Biomechanical Relationship Between Cells and Collagen in Skin and Skin Lesions
Frederick H Silver1,2,*, Nikita Kelkar2, Tanmay Deshmukh2, and Ruchit Shah2
1Department of Pathology and Laboratory Medicine, Robert Wood Johnson Medical School, Rutgers, the State University of New Jersey, Piscataway, New Jersey, USA
2OptoVibronex, LLC., Allentown, Pennsylvania, USA
*Corresponding author: Frederick H Silver, Department of Pathology and Laboratory Medicine, Robert Wood Johnson Medical School, Rutgers, the State University of New Jersey, Piscataway, New Jersey, USA, E-mail: firstname.lastname@example.org
Citation: Silver FH, Kelkar N, Deshmukh T, Shah R (2019) Biomechanical Relationship Between Cells and Collagen in Skin and Skin Lesions. J Dermatol Surg Res Ther 2019: 70-76.
Received Date: 19 October, 2019; Accepted Date: 15 November, 2019; Published Date: 20 November, 2019
We have used vibrational optical coherence tomography to study the relationship between cellular and collagen mechanical behavior in skin in vivo. Quantitative measurements of the cellular and collagen resonant frequencies and peak heights were used to calculate the moduli and relative contribution of cells and collagen to the mechanical behavior of skin.

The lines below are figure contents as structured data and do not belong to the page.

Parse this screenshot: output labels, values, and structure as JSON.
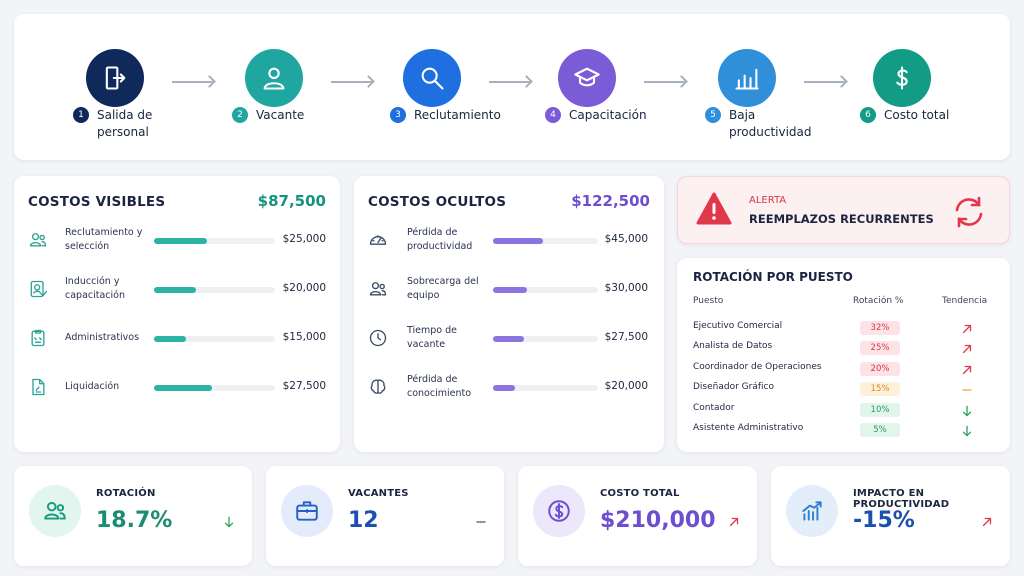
{
  "steps": [
    {
      "number": 1,
      "label": "Salida de personal"
    },
    {
      "number": 2,
      "label": "Vacante"
    },
    {
      "number": 3,
      "label": "Reclutamiento"
    },
    {
      "number": 4,
      "label": "Capacitación"
    },
    {
      "number": 5,
      "label": "Baja productividad"
    },
    {
      "number": 6,
      "label": "Costo total"
    }
  ],
  "visible": {
    "title": "COSTOS VISIBLES",
    "total": "$87,500",
    "items": [
      {
        "label": "Reclutamiento y selección",
        "value": 25000,
        "value_label": "$25,000"
      },
      {
        "label": "Inducción y capacitación",
        "value": 20000,
        "value_label": "$20,000"
      },
      {
        "label": "Administrativos",
        "value": 15000,
        "value_label": "$15,000"
      },
      {
        "label": "Liquidación",
        "value": 27500,
        "value_label": "$27,500"
      }
    ]
  },
  "hidden": {
    "title": "COSTOS OCULTOS",
    "total": "$122,500",
    "items": [
      {
        "label": "Pérdida de productividad",
        "value": 45000,
        "value_label": "$45,000"
      },
      {
        "label": "Sobrecarga del equipo",
        "value": 30000,
        "value_label": "$30,000"
      },
      {
        "label": "Tiempo de vacante",
        "value": 27500,
        "value_label": "$27,500"
      },
      {
        "label": "Pérdida de conocimiento",
        "value": 20000,
        "value_label": "$20,000"
      }
    ]
  },
  "alert": {
    "tag": "ALERTA",
    "message": "REEMPLAZOS RECURRENTES"
  },
  "rotation": {
    "title": "ROTACIÓN POR PUESTO",
    "columns": [
      "Puesto",
      "Rotación %",
      "Tendencia"
    ],
    "rows": [
      [
        "Ejecutivo Comercial",
        "32%"
      ],
      [
        "Analista de Datos",
        "25%"
      ],
      [
        "Coordinador de Operaciones",
        "20%"
      ],
      [
        "Diseñador Gráfico",
        "15%"
      ],
      [
        "Contador",
        "10%"
      ],
      [
        "Asistente Administrativo",
        "5%"
      ]
    ]
  },
  "kpis": [
    {
      "label": "ROTACIÓN",
      "value": "18.7%"
    },
    {
      "label": "VACANTES",
      "value": "12"
    },
    {
      "label": "COSTO TOTAL",
      "value": "$210,000"
    },
    {
      "label": "IMPACTO EN PRODUCTIVIDAD",
      "value": "-15%"
    }
  ]
}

Our results suggest that the resonant frequencies measured in vascularized skin are increased by arterial blood flow and is hypothesized to be a result of upregulation of mechanotransduction. The increased cell contribution to the pixel intensity and an increased resonant frequency peak height, suggests that arterial flow influences the mechanical behavior of skin. In comparison, areas of skin not in close proximity to an artery show a reduced cellular resonant frequency peak height. When the ratio of the cellular to collagen resonant frequency peak heights is examined, the results suggest that the cellular peak height increases both in vascularized areas of skin as well as in cancerous lesions. In cancerous lesions the collagen peak is also widened reflecting changes in the amount of collagen and its organization.
It is known that collagen fiber fragmentation and genetic mutations associated with exposure to UV light precede skin lesion formation. It is proposed that these changes alter the cell-cell and cell-collagen biomechanical balance. This alteration upregulates collagen catabolism and cellular division via changes in mechanotransduction at the cell-ECM interface. These changes lead to increased cell division and remodeling of the collagen in the extracellular matrix and changes in the mechanical balance between forces transmitted via integrin-collagen and cadherin-cadherin interactions. It is proposed that changes in the force balance between cell-extracellular matrix and cell-cell interactions activate phosphokinase pathways that alter skin extracellular matrix metabolism and lead to skin lesion formation.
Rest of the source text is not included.